2. The carrier system according to claim 1, characterized in that, It must contain at least one of the following characteristics: (1) The reporter gene includes a fluorescent gene; (2) The skeleton of the guide vector includes pX459 plasmid, pX458 plasmid or pX330 plasmid; When the backbone is pX459 plasmid, the sequence of the guide vector is shown in SEQ ID NO.2; (3) The sequences of the upstream and downstream homologous arms in the donor vector are shown in SEQ ID NO.4-5; (4) The sequence of the donor vector is shown in SEQ ID NO.
6.
3. A CRISPR gene editing system containing the vector system described in claim 1 or 2.
4. The CRISPR gene editing system according to claim 3, characterized in that, The CRISPR gene editing system also contains a Cas9 expression vector.
5. Recombinant cells containing the vector system of claim 1 or 2 or the CRISPR gene editing system of claim 3 or 4.
6. The use of the vector system of claim 1 or 2, the CRISPR gene editing system of claim 3 or 4, or the recombinant cells of claim 5 in the preparation of a motor neuron MNX1 gene-related model.
7. A method for constructing a motor neuron MNX1 reporter gene cell line, characterized in that, The method includes the step of introducing the vector system of claim 1 or 2 or the CRISPR gene editing system of claim 3 or 4 into a cell line.
8. The construction method according to claim 7, characterized in that, The cell line includes stem cells; And / or, the vector system or CRISPR gene editing system is introduced via electroporation.
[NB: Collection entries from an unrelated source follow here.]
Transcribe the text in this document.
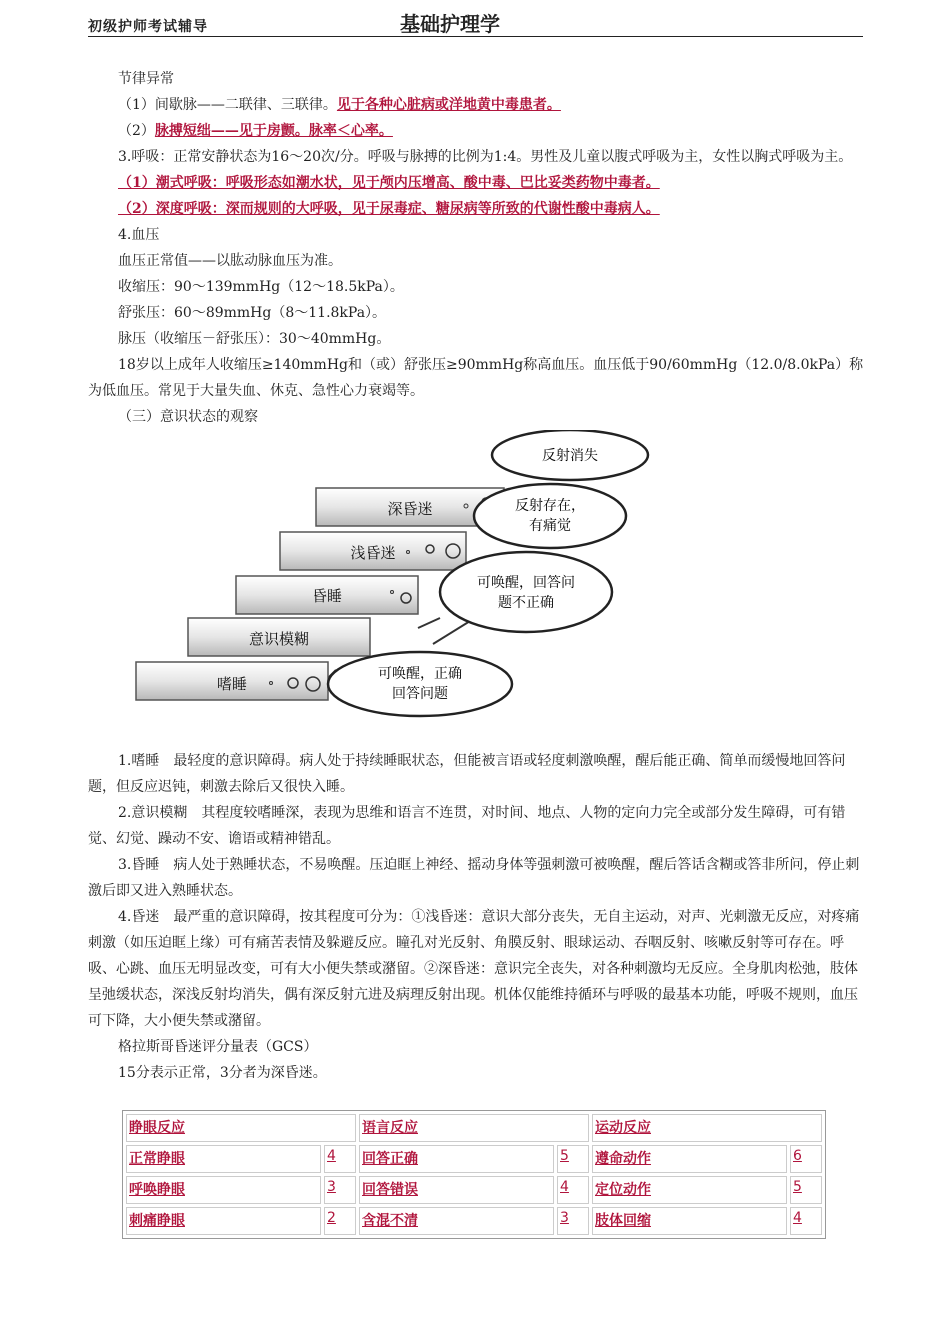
初级护师考试辅导	基础护理学

节律异常

（1）间歇脉——二联律、三联律。见于各种心脏病或洋地黄中毒患者。

（2）脉搏短绌——见于房颤。脉率＜心率。

3.呼吸：正常安静状态为16～20次/分。呼吸与脉搏的比例为1:4。男性及儿童以腹式呼吸为主，女性以胸式呼吸为主。

（1）潮式呼吸：呼吸形态如潮水状，见于颅内压增高、酸中毒、巴比妥类药物中毒者。

（2）深度呼吸：深而规则的大呼吸，见于尿毒症、糖尿病等所致的代谢性酸中毒病人。

4.血压

血压正常值——以肱动脉血压为准。

收缩压：90～139mmHg（12～18.5kPa）。

舒张压：60～89mmHg（8～11.8kPa）。

脉压（收缩压－舒张压）：30～40mmHg。

18岁以上成年人收缩压≥140mmHg和（或）舒张压≥90mmHg称高血压。血压低于90/60mmHg（12.0/8.0kPa）称为低血压。常见于大量失血、休克、急性心力衰竭等。

（三）意识状态的观察

嗜睡
意识模糊
昏睡
浅昏迷
深昏迷
可唤醒，正确
回答问题
可唤醒，回答问
题不正确
反射存在，
有痛觉
反射消失

1.嗜睡　最轻度的意识障碍。病人处于持续睡眠状态，但能被言语或轻度刺激唤醒，醒后能正确、简单而缓慢地回答问题，但反应迟钝，刺激去除后又很快入睡。

2.意识模糊　其程度较嗜睡深，表现为思维和语言不连贯，对时间、地点、人物的定向力完全或部分发生障碍，可有错觉、幻觉、躁动不安、谵语或精神错乱。

3.昏睡　病人处于熟睡状态，不易唤醒。压迫眶上神经、摇动身体等强刺激可被唤醒，醒后答话含糊或答非所问，停止刺激后即又进入熟睡状态。

4.昏迷　最严重的意识障碍，按其程度可分为：①浅昏迷：意识大部分丧失，无自主运动，对声、光刺激无反应，对疼痛刺激（如压迫眶上缘）可有痛苦表情及躲避反应。瞳孔对光反射、角膜反射、眼球运动、吞咽反射、咳嗽反射等可存在。呼吸、心跳、血压无明显改变，可有大小便失禁或潴留。②深昏迷：意识完全丧失，对各种刺激均无反应。全身肌肉松弛，肢体呈弛缓状态，深浅反射均消失，偶有深反射亢进及病理反射出现。机体仅能维持循环与呼吸的最基本功能，呼吸不规则，血压可下降，大小便失禁或潴留。

格拉斯哥昏迷评分量表（GCS）

15分表示正常，3分者为深昏迷。

睁眼反应		语言反应		运动反应	
正常睁眼	4	回答正确	5	遵命动作	6
呼唤睁眼	3	回答错误	4	定位动作	5
刺痛睁眼	2	含混不清	3	肢体回缩	4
9. The construction method according to claim 8, characterized in that, When the cell line is a stem cell, the method further includes the step of differentiating and culturing the gene-edited stem cells.
10. The application of the vector system of claim 1 or 2, the CRISPR gene editing system of claim 3 or 4, the recombinant cell of claim 5, or the cell line obtained by the construction method of any one of claims 7-9 in the pharmaceutical field, characterized in that, Including any of the following: (1) For research in biomedicine related to muscle activity; (2) Related research on motor neurons; (3) Used to prepare cell models or animal models.